When Quinn was hired in February 2015, he answered not to Dimitroff, then as now the retainer of his GM job, but to the high-profile owner. Now Quinn and Dimitroff will report to McKay, who will report to Blank, who reports to nobody. This in itself should lead to 13 wins next season, easy. Yes, I’m kidding.
In his affection for this coach/GM and his overvaluing of the past seven games, Blank is seeing something that isn’t there. It was for a while, but then a 28-3 lead went away and nothing since has been very good. He’s seeing the Falcons who led the Patriots by 25 points. Nobody else has seen those Falcons since the fourth quarter of Super Bowl 51. The date on that: Feb. 5, 2017.
It beggars belief – the Falcons throughout their existence have beggared belief – that this regime has been granted another year after a 1-7 start that may have marked a franchise nadir in coaching, which is saying something. From the first quarter of the opener in Minneapolis to the first half of Game No. 8 against Seattle, the Falcons had no idea what they were doing.
This was made evident when the subsequent bye week saw Quinn essentially fire himself as defensive coordinator. Somehow, though, he remains indispensable as head coach.
What Blank is doing reminds us of what, four years ago, Greg McGarity didn’t do. The 2015 Georgia Bulldogs were embarrassed at home by Alabama. They followed that by losing to Tennessee, as coached by champion of life Butch Jones. They then beat Missouri 9-6 in the worst game ever played.
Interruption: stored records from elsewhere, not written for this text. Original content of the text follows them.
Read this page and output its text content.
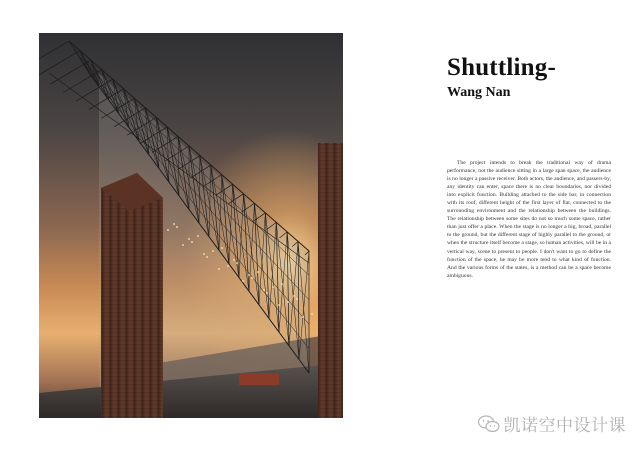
Shuttling-
Wang Nan

The project intends to break the traditional way of drama performance, not the audience sitting in a large span space, the audience is no longer a passive receiver. Both actors, the audience, and passers-by, any identity can enter, space there is no clear boundaries, nor divided into explicit function. Building attached to the side bar, in connection with its roof, different height of the first layer of flat, connected to the surrounding environment and the relationship between the buildings. The relationship between some sites do not so much some space, rather than just offer a place. When the stage is no longer a big, broad, parallel to the ground, but the different stage of highly parallel to the ground, or when the structure itself become a stage, so human activities, will be in a vertical way, scene to present to people. I don't want to go to define the function of the space, he may be more tend to what kind of function. And the various forms of the states, is a method can be a space become ambiguous.

凯诺空中设计课
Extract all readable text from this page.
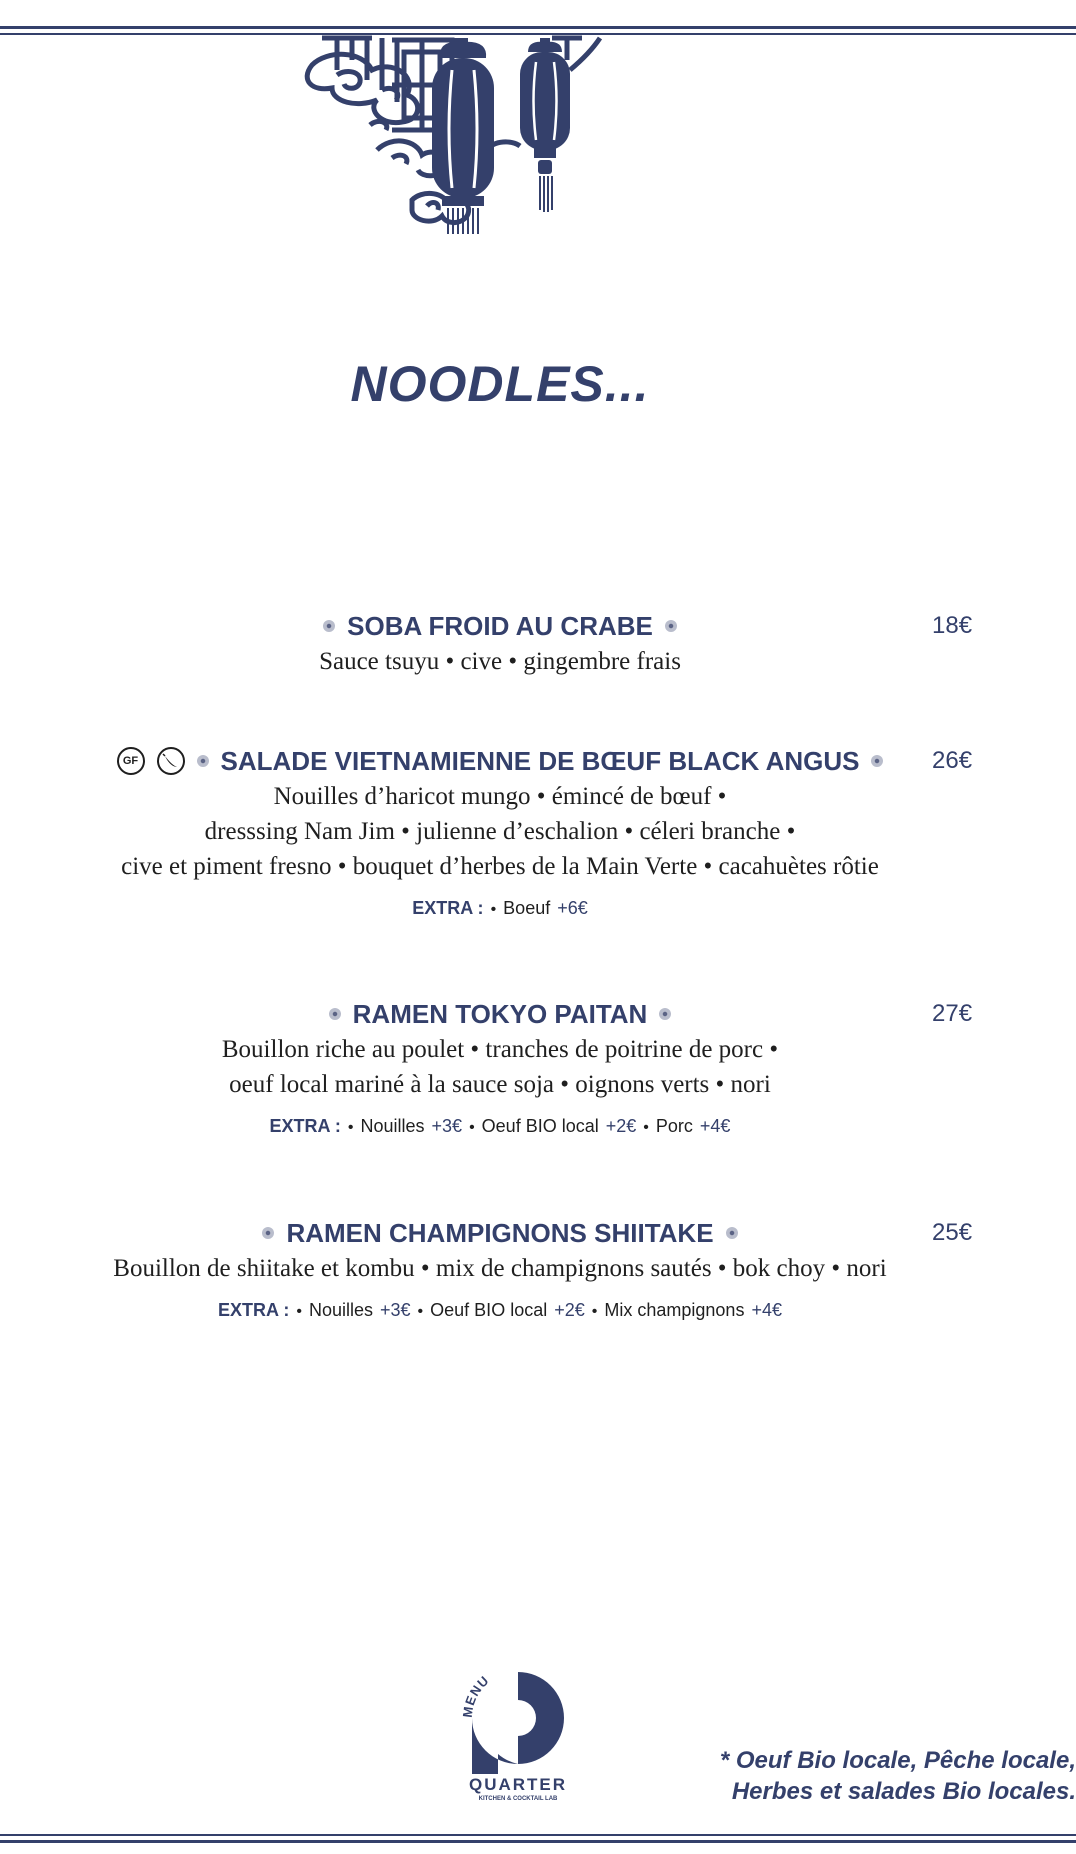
NOODLES...
SOBA FROID AU CRABE	18€
Sauce tsuyu • cive • gingembre frais
GF	SALADE VIETNAMIENNE DE BŒUF BLACK ANGUS	26€
Nouilles d’haricot mungo • émincé de bœuf •
dresssing Nam Jim • julienne d’eschalion • céleri branche •
cive et piment fresno • bouquet d’herbes de la Main Verte • cacahuètes rôtie
EXTRA : • Boeuf +6€
RAMEN TOKYO PAITAN	27€
Bouillon riche au poulet • tranches de poitrine de porc •
oeuf local mariné à la sauce soja • oignons verts • nori
EXTRA : • Nouilles +3€ • Oeuf BIO local +2€ • Porc +4€
RAMEN CHAMPIGNONS SHIITAKE	25€
Bouillon de shiitake et kombu • mix de champignons sautés • bok choy • nori
EXTRA : • Nouilles +3€ • Oeuf BIO local +2€ • Mix champignons +4€
MENU
QUARTER
KITCHEN & COCKTAIL LAB
* Oeuf Bio locale, Pêche locale,
Herbes et salades Bio locales.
They then were routed by Florida as Mark Richt, for reasons forever unknown, chose to deploy third-stringer Faton Bauta at quarterback. They were 5-3 and headed nowhere worth going.
But wait. They won their final four regular-season games, an overtime victory over Georgia Southern (!!!) included. They were 9-3, and the belief in some circles was that McGarity, Georgia’s athletic director, would take that finish as reason to give Richt another shot. The AD did not. Two hours before kickoff against Georgia Tech, McGarity’s closest confidante sidled up to this correspondent and said: “What’s that definition of insanity – doing the same thing over and over and expecting different results?”
McGarity did not do the same thing. He fired Richt 22 hours later. He hired Kirby Smart. Two seasons later, Georgia was playing for the national championship, the one thing Richt’s teams could never manage. McGarity endured a vicious backlash for firing the nice guy Richt, but his decision has been validated by time. He didn’t fall victim to recency. He saw the forest, not the trees.
Blank made his billions by co-founding Home Depot. Among other things, Home Depot carries chainsaws. Someone needs to box one up to his office off Howell Mill. The high-profile owner looked upon consecutive losing seasons and saw not 18 L’s but five cosmetic W’s. In a word, he saw trees. Now he’s hoping that Rich McKay, builder of stadiums, is Paul Bunyan. Good grief.